Padre O´Connor, tiene que volver a Roma. Esta orden tiene la consideración de «URGENTE». Muestre nuestro agradecimiento a Su Eminencia el Arzobispo Sean Derek O´Shea por las facilidades que nos haya otorgado para la realización de su trabajo. La documentación recabada a lo largo de los últimos meses deberá traerla consigo mediante el procedimiento habitual.

Recoja usted sus cosas y reserve el primer vuelo de la noche para Roma. En el aeropuerto le estarán esperando, allí recibirá nuevas instrucciones.

Angelo Spano

Secretaría de Estado del Vaticano.

Dos horas más tarde, el padre O´Connor ya había realizado las gestiones pertinentes para la reserva del billete para volar a Roma.

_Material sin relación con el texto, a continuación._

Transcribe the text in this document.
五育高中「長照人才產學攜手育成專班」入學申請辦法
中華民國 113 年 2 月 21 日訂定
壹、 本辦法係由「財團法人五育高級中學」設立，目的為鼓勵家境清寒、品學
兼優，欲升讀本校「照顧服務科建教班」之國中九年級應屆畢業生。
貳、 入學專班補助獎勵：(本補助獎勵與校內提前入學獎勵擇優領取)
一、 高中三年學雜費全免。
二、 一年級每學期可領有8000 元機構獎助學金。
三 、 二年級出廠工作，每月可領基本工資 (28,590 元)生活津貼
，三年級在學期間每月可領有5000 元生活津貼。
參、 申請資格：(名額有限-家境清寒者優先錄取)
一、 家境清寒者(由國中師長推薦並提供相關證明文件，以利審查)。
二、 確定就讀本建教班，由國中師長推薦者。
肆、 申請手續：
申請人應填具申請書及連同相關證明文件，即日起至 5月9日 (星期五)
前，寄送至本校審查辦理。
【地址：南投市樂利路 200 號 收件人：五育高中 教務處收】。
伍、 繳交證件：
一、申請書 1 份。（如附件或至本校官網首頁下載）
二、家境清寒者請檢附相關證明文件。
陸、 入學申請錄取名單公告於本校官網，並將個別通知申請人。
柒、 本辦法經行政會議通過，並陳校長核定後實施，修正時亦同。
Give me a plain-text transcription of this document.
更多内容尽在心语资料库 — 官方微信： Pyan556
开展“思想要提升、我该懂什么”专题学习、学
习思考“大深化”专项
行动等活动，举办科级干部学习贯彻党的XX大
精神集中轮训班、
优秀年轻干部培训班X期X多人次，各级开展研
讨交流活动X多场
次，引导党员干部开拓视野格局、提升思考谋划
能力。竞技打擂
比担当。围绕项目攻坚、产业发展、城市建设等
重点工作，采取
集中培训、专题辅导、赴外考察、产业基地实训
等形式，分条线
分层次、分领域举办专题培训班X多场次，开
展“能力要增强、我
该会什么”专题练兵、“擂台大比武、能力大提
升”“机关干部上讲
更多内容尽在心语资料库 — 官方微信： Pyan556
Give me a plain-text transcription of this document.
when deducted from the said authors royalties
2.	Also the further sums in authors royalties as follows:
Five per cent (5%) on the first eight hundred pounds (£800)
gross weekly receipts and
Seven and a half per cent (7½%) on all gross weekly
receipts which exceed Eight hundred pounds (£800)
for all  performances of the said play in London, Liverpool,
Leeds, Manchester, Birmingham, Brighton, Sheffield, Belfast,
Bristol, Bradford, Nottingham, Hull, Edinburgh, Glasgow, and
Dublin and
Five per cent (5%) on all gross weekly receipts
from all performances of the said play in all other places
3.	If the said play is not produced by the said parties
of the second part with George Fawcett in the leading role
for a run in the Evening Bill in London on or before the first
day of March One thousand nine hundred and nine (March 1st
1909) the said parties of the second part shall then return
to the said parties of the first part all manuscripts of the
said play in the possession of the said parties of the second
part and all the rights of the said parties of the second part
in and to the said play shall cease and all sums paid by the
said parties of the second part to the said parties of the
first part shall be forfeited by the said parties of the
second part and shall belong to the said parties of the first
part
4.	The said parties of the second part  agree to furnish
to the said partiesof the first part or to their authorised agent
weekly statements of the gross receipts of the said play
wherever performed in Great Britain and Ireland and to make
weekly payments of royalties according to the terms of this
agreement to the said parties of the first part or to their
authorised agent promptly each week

Se despidió del arzobispo O´Shea, quién lo había acogido en el arzobispado durante dos años y medio bajo las órdenes recibidas de la Santa Sede y con quién había trabado un vínculo de amistad duradera.

O´Shea, cuyo nombramiento se había producido el 1 de julio de 2003, había sustituido como arzobispo al cardenal Outlaw, quien se había visto obligado por la Santa Sede a renunciar a su cargo debido al escándalo que había estado intentando «despejar y limpiar» esos dos últimos años el padre O´Connor.

O´Connor dejó el arzobispado. Portaba consigo una maleta y el maletín donde llevaba los documentos y el portátil. Tomó el taxi que le esperaba en la calle. Una hora y media más tarde, en el Aeropuerto Internacional Logan de Boston, embarcaba en un vuelo con destino a Roma.